I rename the initial commit with
git commit --amend -am Initial Commit v2
and do some modif and commit it
In this example, you can see something like that
master :
- Initial Commit
branchA :
- Initial Commit v2
- Commit number 2
- ....
I want to merge branchA into master how can I do that?
You didn't rename the initial commit. Instead, you made a new, different initial commit. You now have two initial commits:
$ mkdir tworoots
$ cd tworoots
$ git init
Initialized empty Git repository in ...
$ echo example of multiple roots > README
$ git add README && git commit -m 'first root'
[master (root-commit) b89218d] first root
1 file changed, 1 insertion(+)
create mode 100644 README
$ git branch branchA
$ git log --all --decorate --oneline --graph
* b89218d (HEAD -> master, branchA) first root
Note how both branch names master
and branchA
select commit b89218d
, which is my initial commit.
Now if I make a new initial commit:
$ echo forgot something > afile
$ git add afile
$ git commit --amend -m "second root"
[master c982f45] second root
Date: Thu Feb 4 02:27:37 2021 -0800
2 files changed, 2 insertions(+)
create mode 100644 README
create mode 100644 afile
This new commit has a new hash ID, c982f45
(your commits won't have this hash ID since this depends on my name, my email address, the date-and-time on my computer, and so on).

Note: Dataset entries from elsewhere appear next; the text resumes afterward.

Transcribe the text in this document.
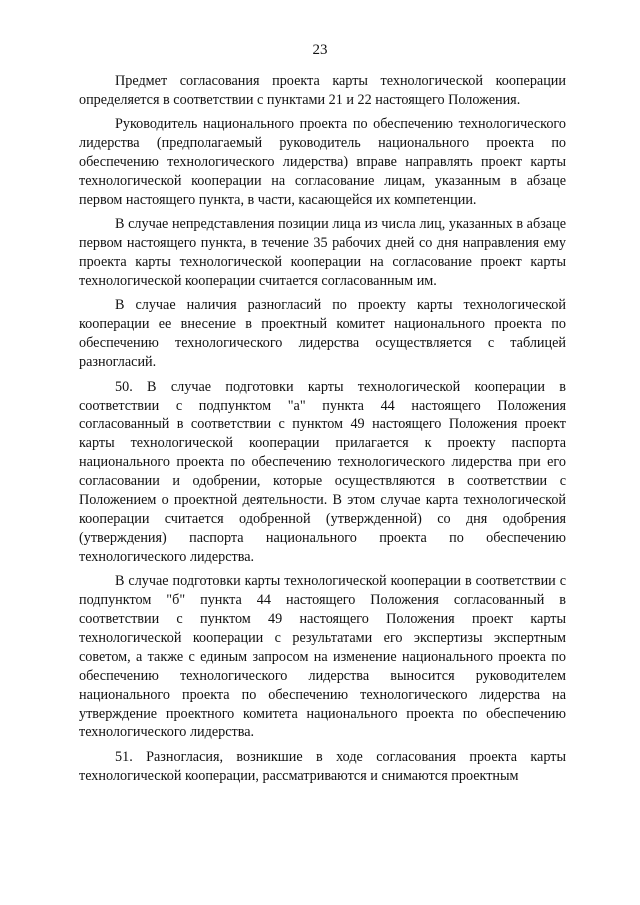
23

Предмет согласования проекта карты технологической кооперации определяется в соответствии с пунктами 21 и 22 настоящего Положения.

Руководитель национального проекта по обеспечению технологического лидерства (предполагаемый руководитель национального проекта по обеспечению технологического лидерства) вправе направлять проект карты технологической кооперации на согласование лицам, указанным в абзаце первом настоящего пункта, в части, касающейся их компетенции.

В случае непредставления позиции лица из числа лиц, указанных в абзаце первом настоящего пункта, в течение 35 рабочих дней со дня направления ему проекта карты технологической кооперации на согласование проект карты технологической кооперации считается согласованным им.

В случае наличия разногласий по проекту карты технологической кооперации ее внесение в проектный комитет национального проекта по обеспечению технологического лидерства осуществляется с таблицей разногласий.

50. В случае подготовки карты технологической кооперации в соответствии с подпунктом "а" пункта 44 настоящего Положения согласованный в соответствии с пунктом 49 настоящего Положения проект карты технологической кооперации прилагается к проекту паспорта национального проекта по обеспечению технологического лидерства при его согласовании и одобрении, которые осуществляются в соответствии с Положением о проектной деятельности. В этом случае карта технологической кооперации считается одобренной (утвержденной) со дня одобрения (утверждения) паспорта национального проекта по обеспечению технологического лидерства.

В случае подготовки карты технологической кооперации в соответствии с подпунктом "б" пункта 44 настоящего Положения согласованный в соответствии с пунктом 49 настоящего Положения проект карты технологической кооперации с результатами его экспертизы экспертным советом, а также с единым запросом на изменение национального проекта по обеспечению технологического лидерства выносится руководителем национального проекта по обеспечению технологического лидерства на утверждение проектного комитета национального проекта по обеспечению технологического лидерства.

51. Разногласия, возникшие в ходе согласования проекта карты технологической кооперации, рассматриваются и снимаются проектным
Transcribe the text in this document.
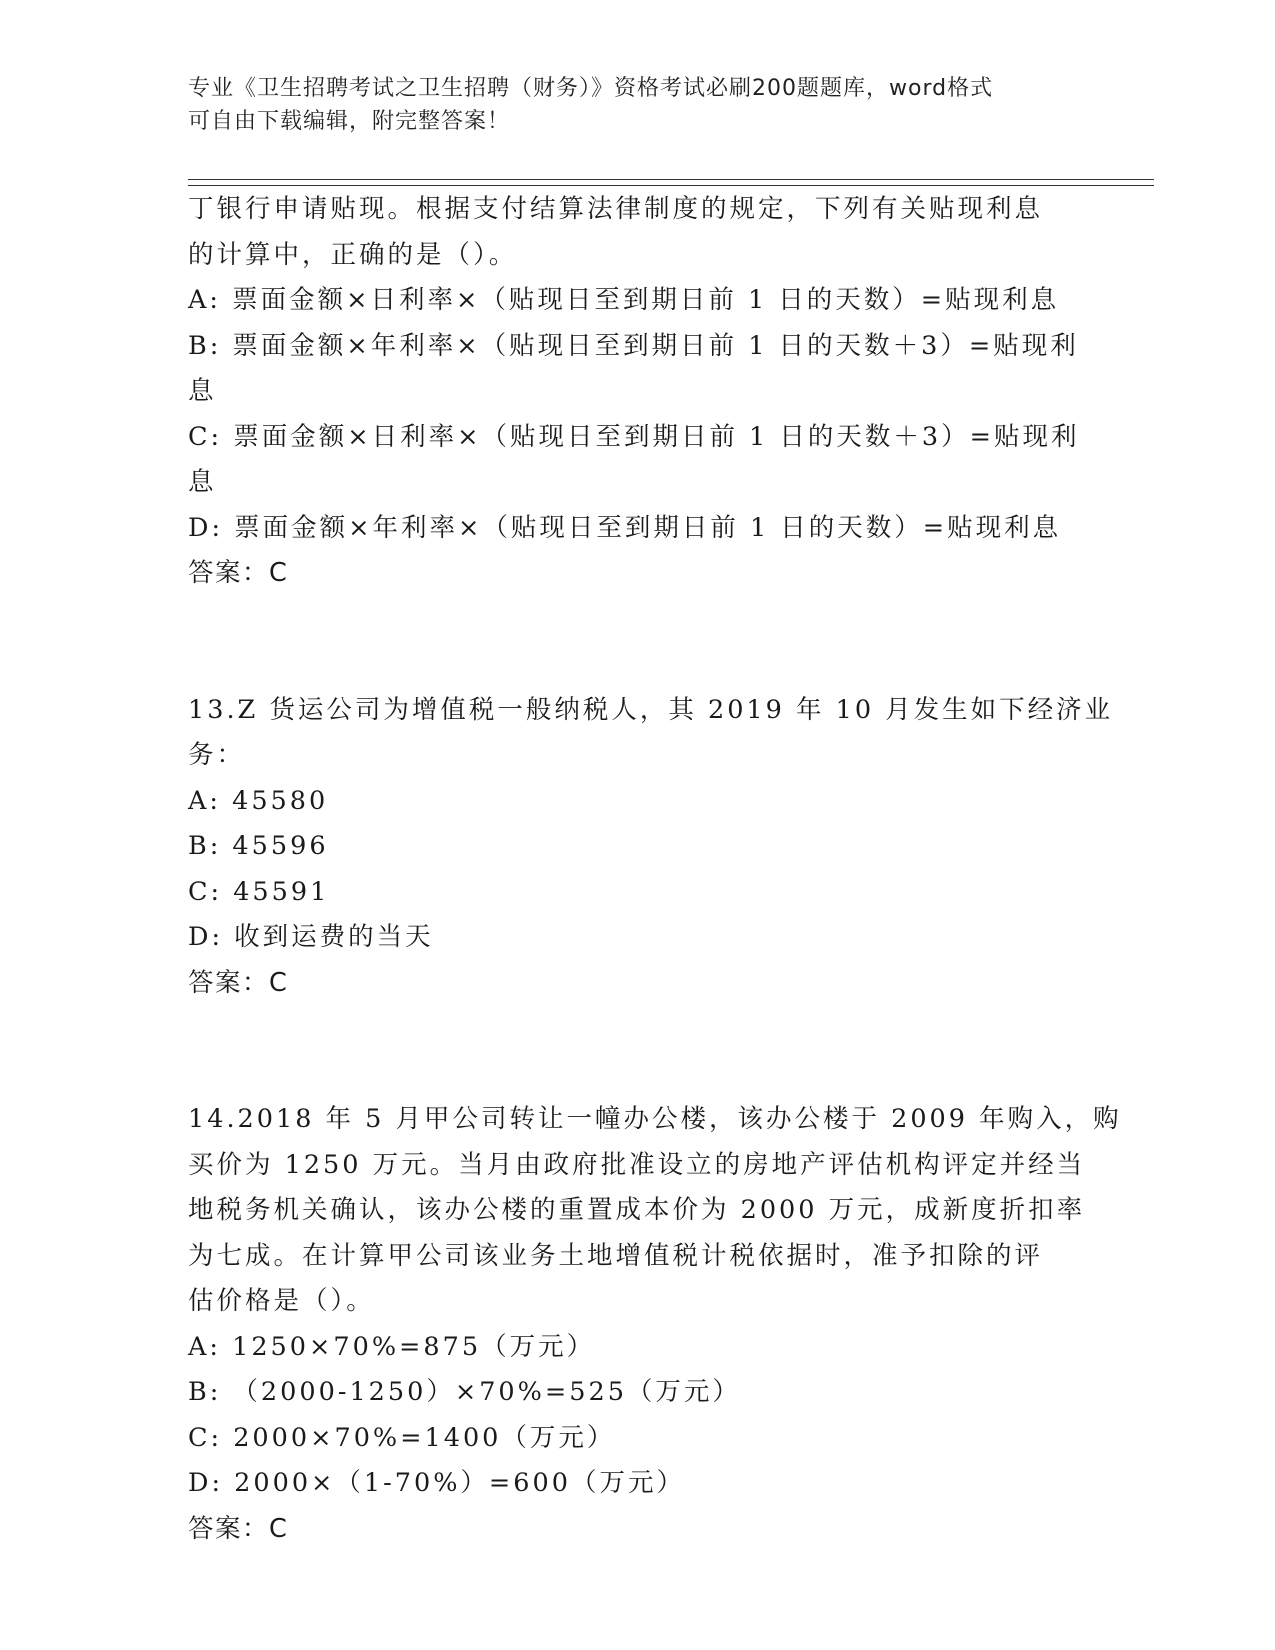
专业《卫生招聘考试之卫生招聘（财务）》资格考试必刷200题题库，word格式
可自由下载编辑，附完整答案！
丁银行申请贴现。根据支付结算法律制度的规定，下列有关贴现利息
的计算中，正确的是（）。
A: 票面金额×日利率×（贴现日至到期日前 1 日的天数）=贴现利息
B: 票面金额×年利率×（贴现日至到期日前 1 日的天数＋3）=贴现利
息
C: 票面金额×日利率×（贴现日至到期日前 1 日的天数＋3）=贴现利
息
D: 票面金额×年利率×（贴现日至到期日前 1 日的天数）=贴现利息
答案：C
13.Z 货运公司为增值税一般纳税人，其 2019 年 10 月发生如下经济业
务：
A: 45580
B: 45596
C: 45591
D: 收到运费的当天
答案：C
14.2018 年 5 月甲公司转让一幢办公楼，该办公楼于 2009 年购入，购
买价为 1250 万元。当月由政府批准设立的房地产评估机构评定并经当
地税务机关确认，该办公楼的重置成本价为 2000 万元，成新度折扣率
为七成。在计算甲公司该业务土地增值税计税依据时，准予扣除的评
估价格是（）。
A: 1250×70%=875（万元）
B: （2000-1250）×70%=525（万元）
C: 2000×70%=1400（万元）
D: 2000×（1-70%）=600（万元）
答案：C
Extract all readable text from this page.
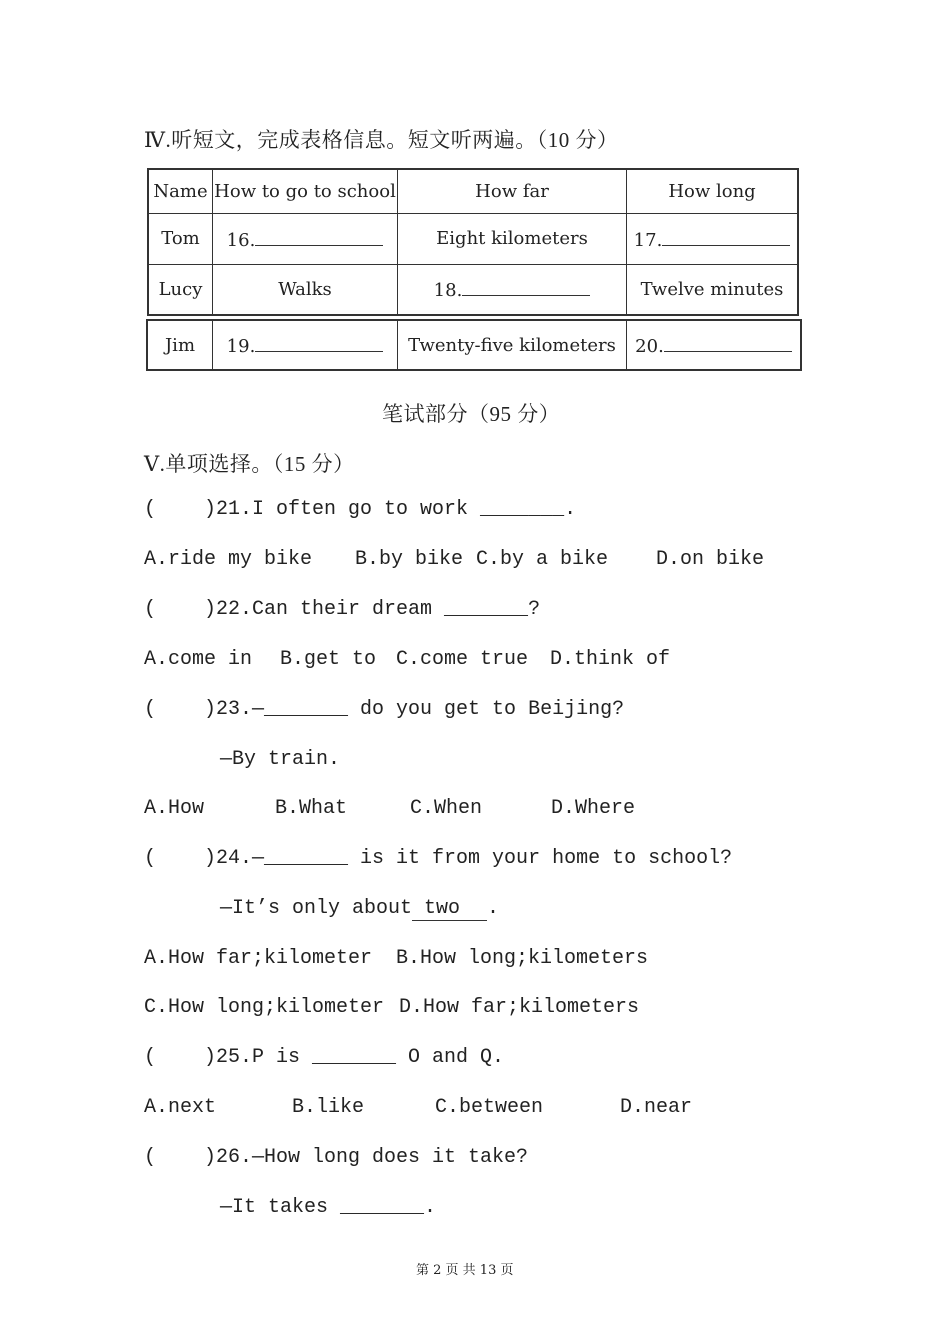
Ⅳ.听短文，完成表格信息。短文听两遍。（10 分）
Name	How to go to school	How far	How long
Tom	16.	Eight kilometers	17.
Lucy	Walks	18.	Twelve minutes
Jim	19.	Twenty-five kilometers	20.
笔试部分（95 分）
Ⅴ.单项选择。（15 分）
(    )21.I often go to work _______.
A.ride my bike B.by bike C.by a bike D.on bike
(    )22.Can their dream _______?
A.come in B.get to C.come true D.think of
(    )23.—_______ do you get to Beijing?
—By train.
A.How	B.What	C.When	D.Where
(    )24.—_______ is it from your home to school?
—It’s only about two .
A.How far;kilometer B.How long;kilometers
C.How long;kilometer D.How far;kilometers
(    )25.P is _______ O and Q.
A.next	B.like	C.between	D.near
(    )26.—How long does it take?
—It takes _______.
第 2 页 共 13 页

But the first root still exists, and branchA
still finds it:
$ git log --all --decorate --oneline --graph
* c982f45 (HEAD -> master) second root
* b89218d (branchA) first root
It's hard to tell from this particular graph (due to the --oneline
option) that these two commits are completely unrelated. Run the same git log
command but without --oneline
and note that there's no connecting line between the commits, to see that.

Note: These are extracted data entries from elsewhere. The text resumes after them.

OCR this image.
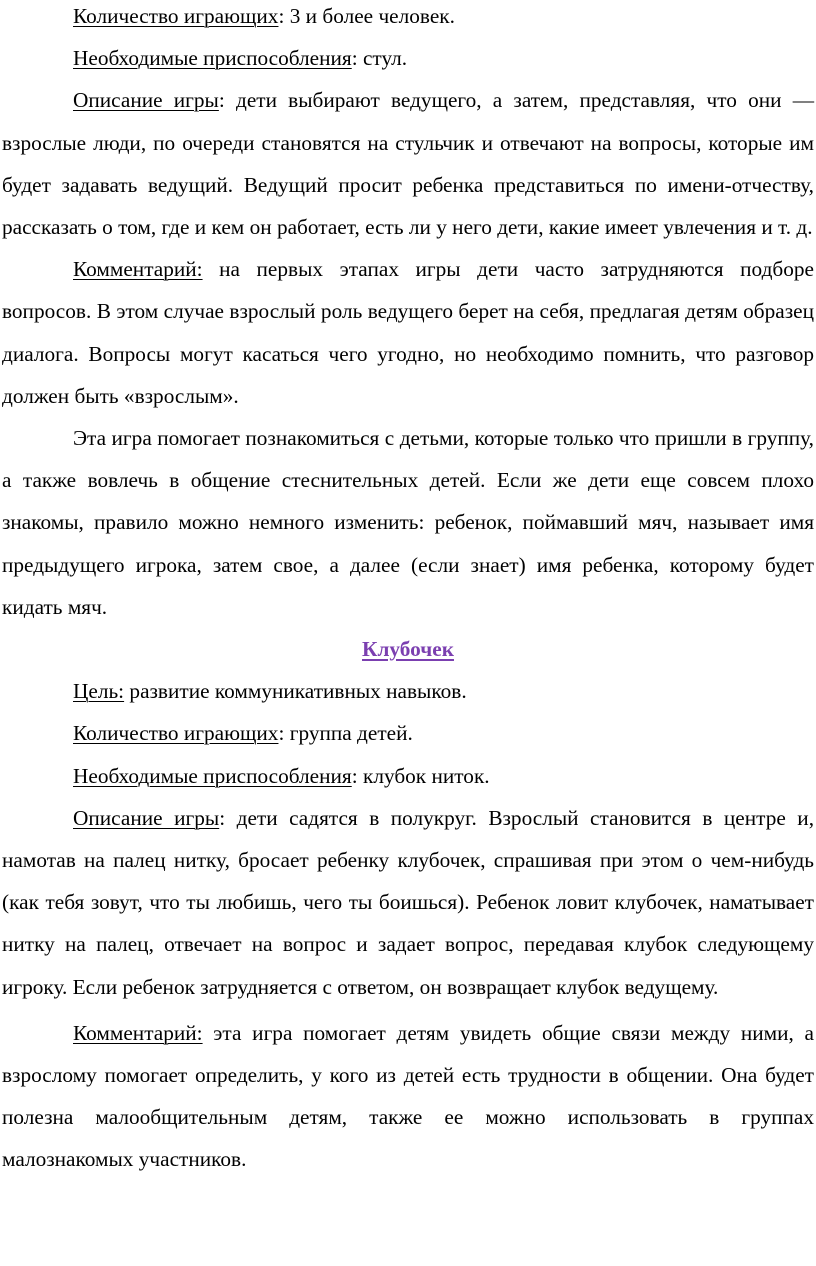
Количество играющих: 3 и более человек.

Необходимые приспособления: стул.

Описание игры: дети выбирают ведущего, а затем, представляя, что они — взрослые люди, по очереди становятся на стульчик и отвечают на вопросы, которые им будет задавать ведущий. Ведущий просит ребенка представиться по имени-отчеству, рассказать о том, где и кем он работает, есть ли у него дети, какие имеет увлечения и т. д.

Комментарий: на первых этапах игры дети часто затрудняются подборе вопросов. В этом случае взрослый роль ведущего берет на себя, предлагая детям образец диалога. Вопросы могут касаться чего угодно, но необходимо помнить, что разговор должен быть «взрослым».

Эта игра помогает познакомиться с детьми, которые только что пришли в группу, а также вовлечь в общение стеснительных детей. Если же дети еще совсем плохо знакомы, правило можно немного изменить: ребенок, поймавший мяч, называет имя предыдущего игрока, затем свое, а далее (если знает) имя ребенка, которому будет кидать мяч.

Клубочек

Цель: развитие коммуникативных навыков.

Количество играющих: группа детей.

Необходимые приспособления: клубок ниток.

Описание игры: дети садятся в полукруг. Взрослый становится в центре и, намотав на палец нитку, бросает ребенку клубочек, спрашивая при этом о чем-нибудь (как тебя зовут, что ты любишь, чего ты боишься). Ребенок ловит клубочек, наматывает нитку на палец, отвечает на вопрос и задает вопрос, передавая клубок следующему игроку. Если ребенок затрудняется с ответом, он возвращает клубок ведущему.

Комментарий: эта игра помогает детям увидеть общие связи между ними, а взрослому помогает определить, у кого из детей есть трудности в общении. Она будет полезна малообщительным детям, также ее можно использовать в группах малознакомых участников.
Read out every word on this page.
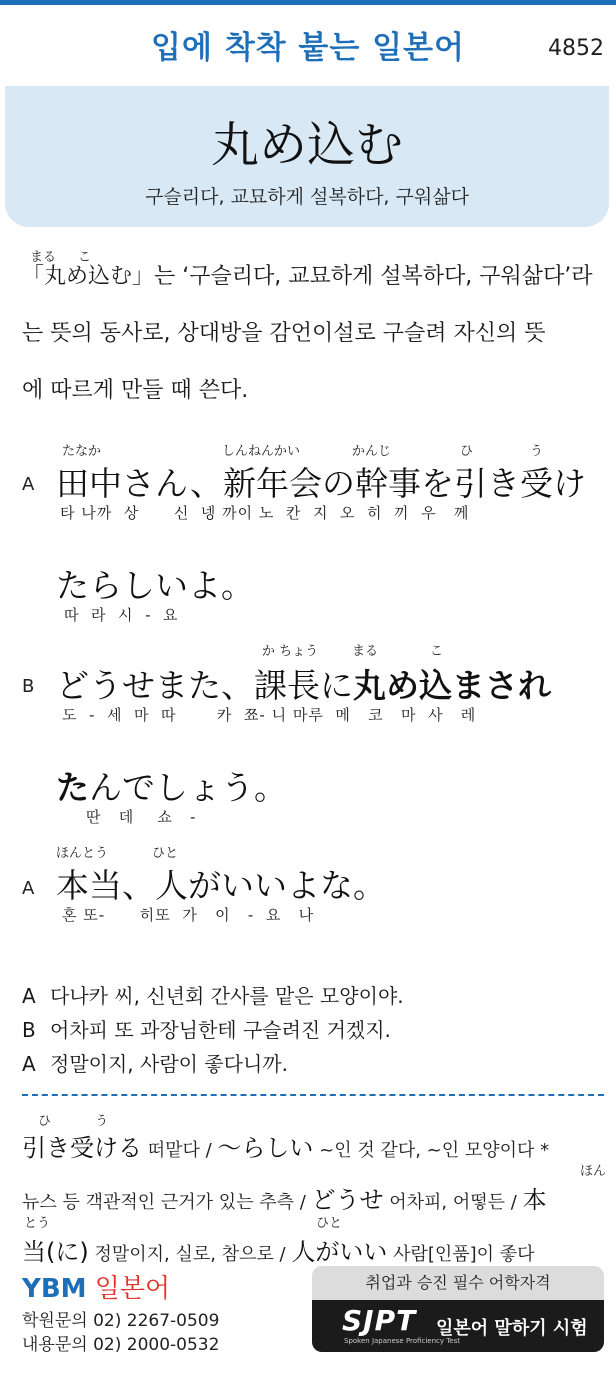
입에 착착 붙는 일본어	4852
丸め込む
구슬리다, 교묘하게 설복하다, 구워삶다
まる こ
「丸め込む」는 ‘구슬리다, 교묘하게 설복하다, 구워삶다’라
는 뜻의 동사로, 상대방을 감언이설로 구슬려 자신의 뜻
에 따르게 만들 때 쓴다.
たなか	しんねんかい	かんじ	ひ	う
A 田中さん、新年会の幹事を引き受け
타 나까  상      신  넹 까이 노  칸  지  오  히  끼  우   께
たらしいよ。
따  라  시  -  요
か ちょう	まる	こ
B どうせまた、課長に丸め込まされ
도  -  세  마  따       카  쬬- 니 마루  메   코   마  사   레
たんでしょう。
딴   데    쇼   -
ほんとう	ひと
A 本当、人がいいよな。
혼 또-      히또  가   이   -  요   나
A 다나카 씨, 신년회 간사를 맡은 모양이야.
B 어차피 또 과장님한테 구슬려진 거겠지.
A 정말이지, 사람이 좋다니까.
ひ う
引き受ける 떠맡다 / ～らしい ~인 것 같다, ~인 모양이다 *
ほん
뉴스 등 객관적인 근거가 있는 추측 / どうせ 어차피, 어떻든 / 本
とう	ひと
当(に) 정말이지, 실로, 참으로 / 人がいい 사람[인품]이 좋다
YBM 일본어
학원문의 02) 2267-0509
내용문의 02) 2000-0532
취업과 승진 필수 어학자격
SJPT
Spoken Japanese Proficiency Test
일본어 말하기 시험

If we now git checkout branchA
and make more commits, they have the root commit of branchA
as their (single) root commit:
$ git checkout branchA
Switched to branch 'branchA'
$ echo data go in files and the files go in commits > datafile
$ git add datafile
$ git commit -m 'add some data'
[branchA 12fe86a] add some data
1 file changed, 1 insertion(+)
create mode 100644 datafile
A git log
with our other usual options, but this time without --all
, shows that master
's commit is not related to these commits:
$ git log --decorate --oneline --graph
* 12fe86a (HEAD -> branchA) add some data
* b89218d first root
An attempt to merge these two disjoint subgraphs produces an error (since Git 2.9):
$ git checkout master
Switched to branch 'master'
$ git merge branchA
fatal: refusing to merge unrelated histories
You can force git merge
to attempt the merge, as previous versions of Git would, by adding the --allow-unrelated-histories
option. However, without a good understanding of git merge
, this is rarely a good idea. In the example I built, it works. If it works for you and does what you want, that's fine, but be sure it's really what you want.